SIMAR BHASIN
is an independent journalist
Tayari Jones’ An American
Marriage is the best book I’ve read this year. Centred on a wrongful rape conviction of an educated, middle class newlywed African American, Roy, the novel charts how this incident shapes the lives of those connected to him. Told through the perspectives of Roy, his wife Celestial, and her close friend Andre, the narrative pierces through the hollowness of the American dream. The unfairness of the situation is poignantly brought out in the letters Roy and Celestial write to one another after Roy is put behind bars, where he writes on the difficulty of writing, of expressing.

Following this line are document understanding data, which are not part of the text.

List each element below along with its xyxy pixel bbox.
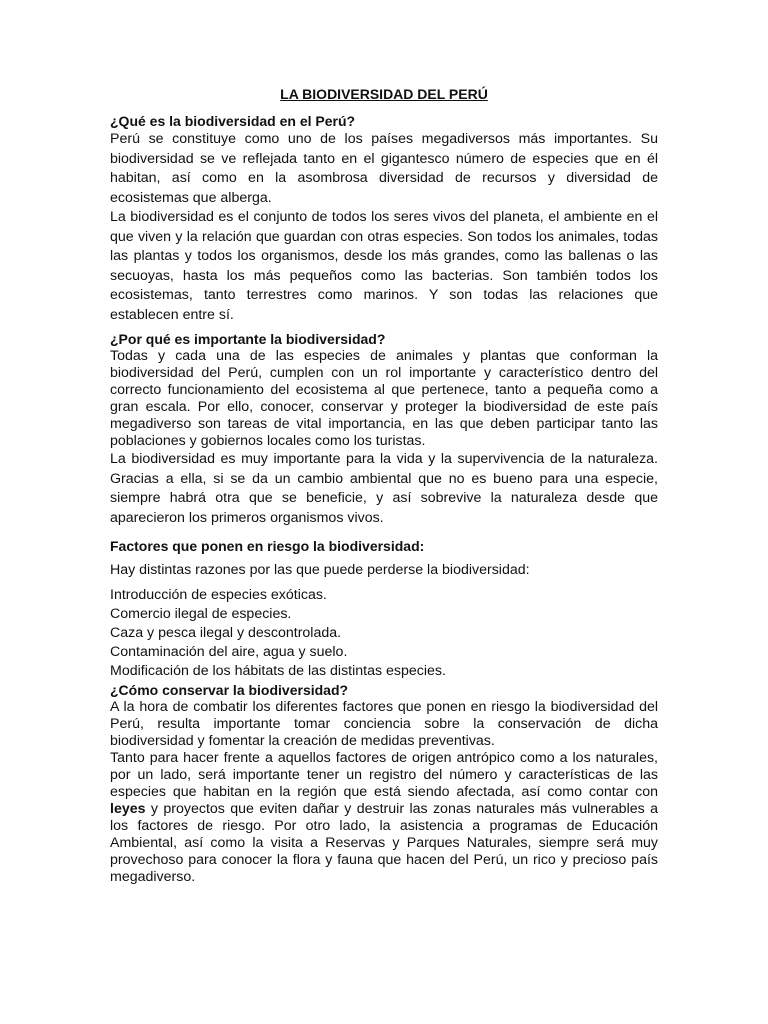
paragraph-text: y proyectos que eviten dañar y destruir las zonas naturales más vulnerables a los factores de riesgo. Por otro lado, la asistencia a programas de Educación Ambiental, así como la visita a Reservas y Parques Naturales, siempre será muy provechoso para conocer la flora y fauna que hacen del Perú, un rico y precioso país megadiverso. <box>110 800 658 885</box>
list-item: Comercio ilegal de especies. <box>110 605 292 622</box>
paragraph: La biodiversidad es muy importante para la vida y la supervivencia de la naturaleza. Gracias a ella, si se da un cambio ambiental que no es bueno para una especie, siempre habrá otra que se beneficie, y así sobrevive la naturaleza desde que aparecieron los primeros organismos vivos. <box>110 451 658 526</box>
list-item: Contaminación del aire, agua y suelo. <box>110 643 348 660</box>
document-body <box>110 84 658 886</box>
document-title: LA BIODIVERSIDAD DEL PERÚ <box>280 86 488 102</box>
paragraph: A la hora de combatir los diferentes factores que ponen en riesgo la biodiversidad del Perú, resulta importante tomar conciencia sobre la conservación de dicha biodiversidad y fomentar la creación de medidas preventivas. <box>110 698 658 749</box>
paragraph: Perú se constituye como uno de los países megadiversos más importantes. Su biodiversidad se ve reflejada tanto en el gigantesco número de especies que en él habitan, así como en la asombrosa diversidad de recursos y diversidad de ecosistemas que alberga. <box>110 131 658 206</box>
list-item: Introducción de especies exóticas. <box>110 586 327 603</box>
paragraph: La biodiversidad es el conjunto de todos los seres vivos del planeta, el ambiente en el que viven y la relación que guardan con otras especies. Son todos los animales, todas las plantas y todos los organismos, desde los más grandes, como las ballenas o las secuoyas, hasta los más pequeños como las bacterias. Son también todos los ecosistemas, tanto terrestres como marinos. Y son todas las relaciones que establecen entre sí. <box>110 209 658 323</box>
paragraph: Hay distintas razones por las que puede perderse la biodiversidad: <box>110 562 530 578</box>
section-heading-what-is: ¿Qué es la biodiversidad en el Perú? <box>110 113 356 129</box>
paragraph <box>110 750 658 886</box>
risk-factors-list <box>110 586 658 681</box>
section-heading-why-important: ¿Por qué es importante la biodiversidad? <box>110 331 386 347</box>
paragraph-text: Tanto para hacer frente a aquellos factores de origen antrópico como a los naturales, por un lado, será importante tener un registro del número y características de las especies que habitan en la región que está siendo afectada, así como contar con <box>110 749 658 800</box>
list-item: Caza y pesca ilegal y descontrolada. <box>110 624 342 641</box>
section-heading-how-to-conserve: ¿Cómo conservar la biodiversidad? <box>110 681 349 698</box>
section-heading-risk-factors: Factores que ponen en riesgo la biodiversidad: <box>110 538 425 554</box>
bold-term-leyes: leyes <box>110 800 146 817</box>
paragraph: Todas y cada una de las especies de animales y plantas que conforman la biodiversidad del Perú, cumplen con un rol importante y característico dentro del correcto funcionamiento del ecosistema al que pertenece, tanto a pequeña como a gran escala. Por ello, conocer, conservar y proteger la biodiversidad de este país megadiverso son tareas de vital importancia, en las que deben participar tanto las poblaciones y gobiernos locales como los turistas. <box>110 348 658 449</box>
list-item: Modificación de los hábitats de las distintas especies. <box>110 662 446 679</box>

As he puts it, the challenge lies in his wishing “to write something on this paper that will make you remember me – the real me, not the man you saw standing in a broke-down country courtroom, broke down myself.” The act of writing becomes the need to create a safe intimate space perhaps with an awareness that these letters
are read by agents of the state apparatus. The exchange is suggestive of the state surveillance of coloured communities in the US. The communities are striving to move out of an earlier generation’s distrust of the state. Yet, as in Roy and Celestial’s case, they are made aware of the futility of such an exercise. Jones touches upon not only the presence of racism in American society but also takes on complicated questions about the institution of marriage, of motherhood, and of exceptional choices needing to be made against the backdrop of exceptional circumstances. Roy and Celestial are navigating love and life in difficult times. As Celestial writes in her first letter to Roy, “Our house isn’t simply empty, our home has been emptied.” By situating the unfairness of the US legal system in the private lives of those involved, Jones’ narrative becomes a heartbreaking and moving story about relationships and the struggle for survival in unjust times.